Lübnan sahnesindeki aktörler, Avrupa ülkelerinden bölge ülkelerine farklılık gösteriyor. Tarih gereği, Lübnan'ın eski sömürgesi olduğu ülke olan Fransa'nın bir nüfuzu var. Şimdi bir başkası daha var, o da İran nüfuzu. Bu iki nüfuzun arasında ABD'nin sürekli ve baskın nüfuzu ile Arap bölgesindeki bazı ülkelerin de nüfuzu var.
Tüm bu taraflar arasında karmaşık hesaplar bulunuyor çünkü her bir tarafın kendi stratejik çıkarları var ve Lübnan'a müdahalenin bu çıkarların bir kısmını veya tamamını gerçekleştireceğine inanıyor.

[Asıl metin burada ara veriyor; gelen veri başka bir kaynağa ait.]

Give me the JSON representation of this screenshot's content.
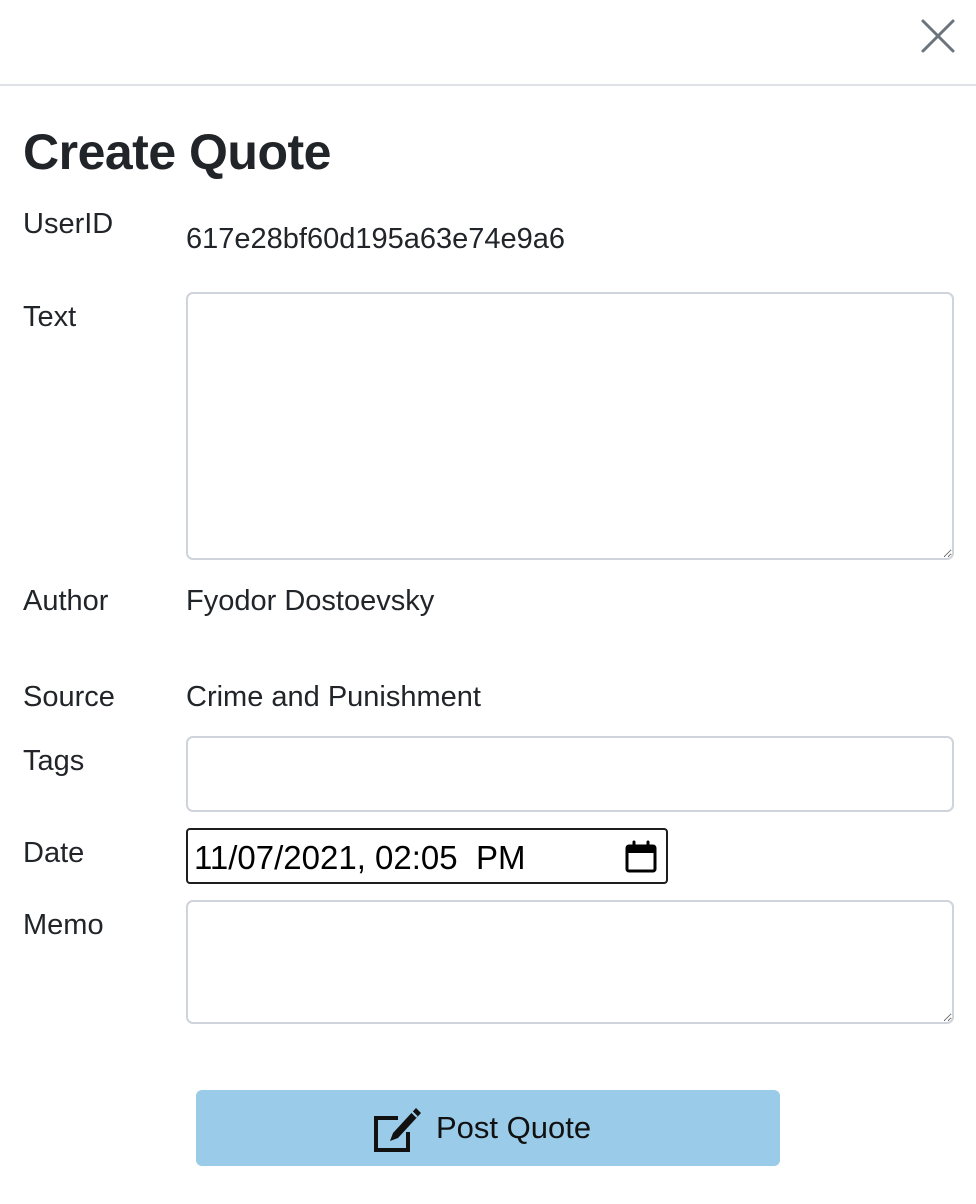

Arenanın sahibi olan Lübnan halkı ise kendisini küresel sürgün ya da ölüm arasında kalmış bir durumda görüyor. Nedeni de ona dayatılan, kendisinin seçmediği ve aslında yaşamak istemediği saçma savaş. Bu savaş ise Lübnan halkının istikrar hayalleriyle, mezhepsel olmayan kurumlarla bir ulus-devlet inşa etme arayışıyla pek de uyuşmayan, karşıt güçler arasındaki hesaplar çatışması ve denge yarışının bir sonucu olarak kendisine dayatılıyor.
İsrail, Lübnan yapısının öneminin ve anlamının, bölgesel ve küresel karmaşıklığının bilincinde ve bu nedenle bu karmaşıklıktan yararlanarak Lübnan'ı bir pazarlık kozu olarak kullanıp nüfuzunu genişletmeyi planlıyor. Dahası bu durumdayken Lübnan'dan faydalanarak Ortadoğu'ya yön veren, büyük güç olmak istiyor. Lübnan’ın İsrail hedefleri bankasına açılan bir kapı olduğuna inanıyor.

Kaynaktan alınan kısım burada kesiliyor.